The reported incidents of death rattle during the end of life processes of terminally ill patients vary strongly from about 6% to 92% of these patients. Most of the studies that have been conducted to examine the incidents of death rattle during the end of life processes have been conducted by observing patients dying from cancer with the majority of these patients having been admitted to hospices and palliative care units. Death rattles are most commonly reported as occurring in patients that are dying of brain metastases, pulmonary malignancies, or primary brain tumors. In about 75% of the patients that produce death rattles, Mercadamte et al., (2014) notes that these rattles predict death within 48 hours of their occurrence. Some medical authors argue that it is important to distinguish rattles caused by respiratory pathology (pseudo-death rattle) and rattles produced by bronchial secretions and non-expectorated salivary secretions (the real death rattle).

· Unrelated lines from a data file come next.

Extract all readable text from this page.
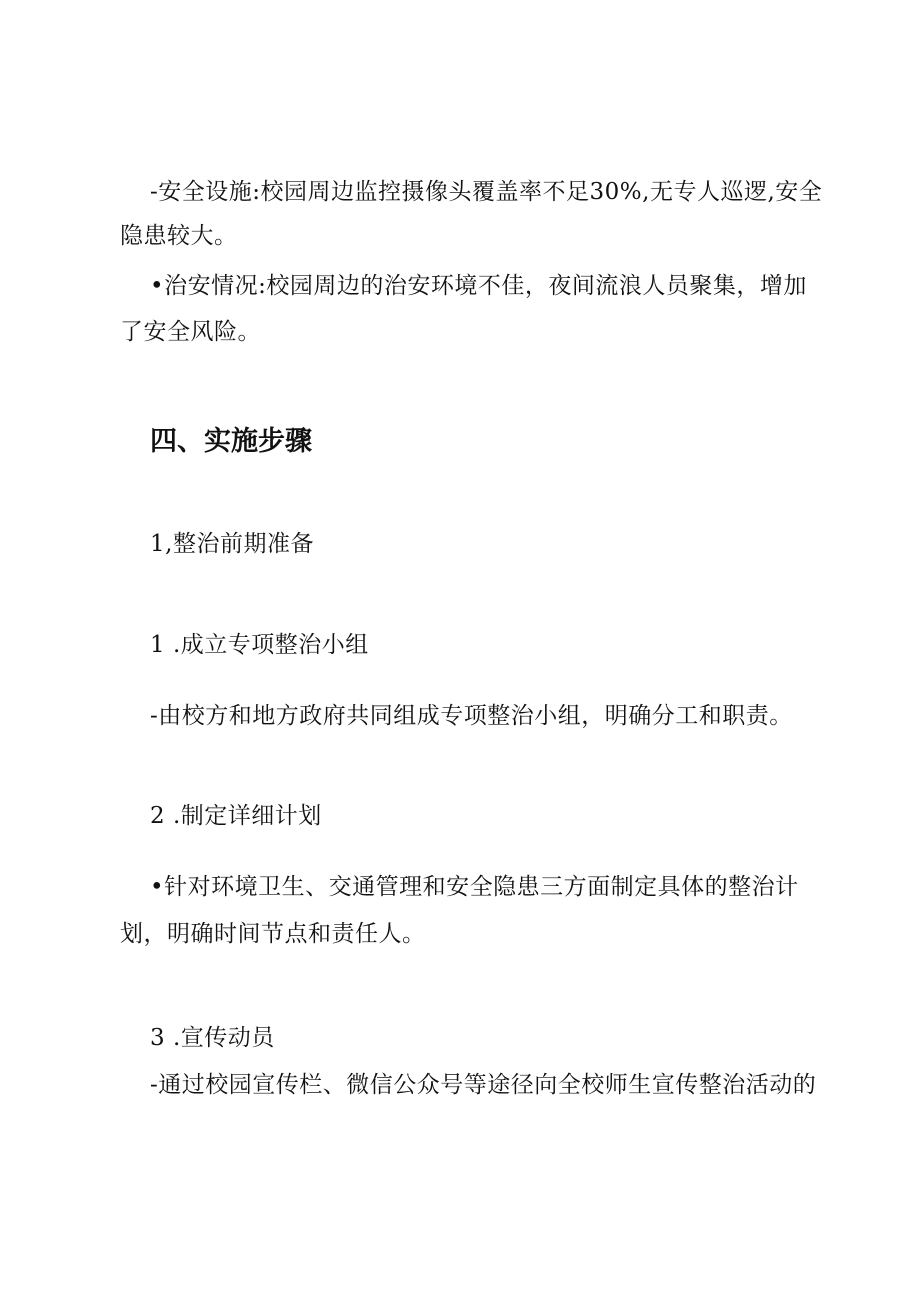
-安全设施:校园周边监控摄像头覆盖率不足30%,无专人巡逻,安全
隐患较大。
•治安情况:校园周边的治安环境不佳，夜间流浪人员聚集，增加
了安全风险。
四、实施步骤
1,整治前期准备
1 .成立专项整治小组
-由校方和地方政府共同组成专项整治小组，明确分工和职责。
2 .制定详细计划
•针对环境卫生、交通管理和安全隐患三方面制定具体的整治计
划，明确时间节点和责任人。
3 .宣传动员
-通过校园宣传栏、微信公众号等途径向全校师生宣传整治活动的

The real death rattle often tends to respond well to the administration of antimuscarinic drugs that provide anticholinergic therapy while the pseudo-death rattle does not respond well to the administration of these medications.

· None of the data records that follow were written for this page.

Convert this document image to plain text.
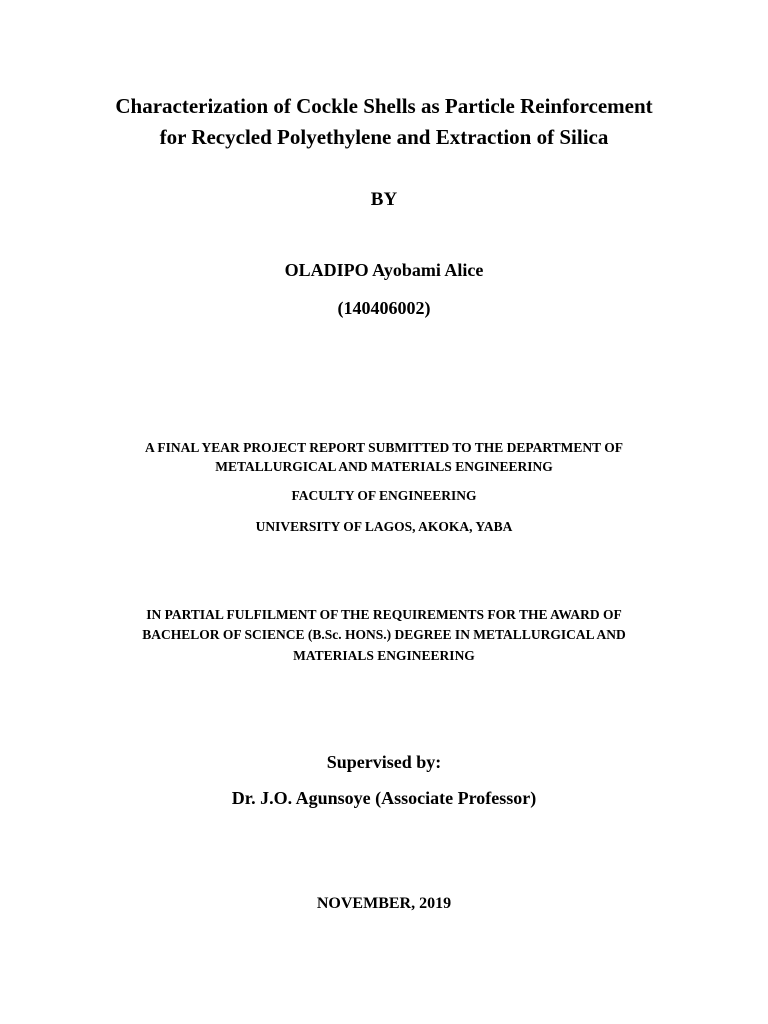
Characterization of Cockle Shells as Particle Reinforcement
for Recycled Polyethylene and Extraction of Silica
BY
OLADIPO Ayobami Alice
(140406002)
A FINAL YEAR PROJECT REPORT SUBMITTED TO THE DEPARTMENT OF
METALLURGICAL AND MATERIALS ENGINEERING
FACULTY OF ENGINEERING
UNIVERSITY OF LAGOS, AKOKA, YABA
IN PARTIAL FULFILMENT OF THE REQUIREMENTS FOR THE AWARD OF
BACHELOR OF SCIENCE (B.Sc. HONS.) DEGREE IN METALLURGICAL AND
MATERIALS ENGINEERING
Supervised by:
Dr. J.O. Agunsoye (Associate Professor)
NOVEMBER, 2019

Another common symptom that often presents during the end of life processes is skin failure. Skin failure is broadly described as an event where the skin and the underlying tissues happen to die as a result of increased hypoperfusion. Skin failure is observed to occur at the same time as the failure or dysfunction of other organ systems in the body of an individual undergoing end of life processes. During skin failure, hypoperfusion causes the skin cells to start to die and this causes the skin to be unable to perform its role in maintaining the body’s water balance, temperature as well as its vasomotor tone (Levine, 2016). In addition to this, dying skin is also unable to protect the body from mechanical trauma and infection. Skin failure can manifest as subjective symptoms such as localized pain or as objective changes affecting skin integrity, turgor or color. End of life processes can affect the body’s homeostatic mechanisms and this causes the body to react by shutting blood flow from the skin and channeling it to its vital organs. This in-turn has the effect of triggering a reduction in the normal cutaneous metabolic processes as well as soft tissue and skin perfusion. Minor insults in cases with skin failure can result in major complications such as pressure ulcers, gangrene, skin tears, skin hemorrhage as well as infection.

Conclusion

The actual dying process normally starts well before an individual’s physical death. Individuals with chronic terminal diseases and the elderly often tend to die after a period of deterioration. The suffering that typically tends to characterize the period before death can in part be related to the dying individuals experiencing unrelieved symptoms with pain being the most prevalent of these symptoms. There are three types of pain that individuals can experience during the end of life processes, these are a somatic pain, visceral pain, and neuropathic pain. As the end of life processes advances, it is also common for dying individuals to lose and interest in drink and food as they ability to swallow food becomes severely impaired as a result of their suffering from dysphagia. Other common symptoms that are usually associated with the end of life processes include skin failure and terminal secretions that trigger the death rattle. The death rattle is normally predictive of death occurring within 48 hours of its occurrence.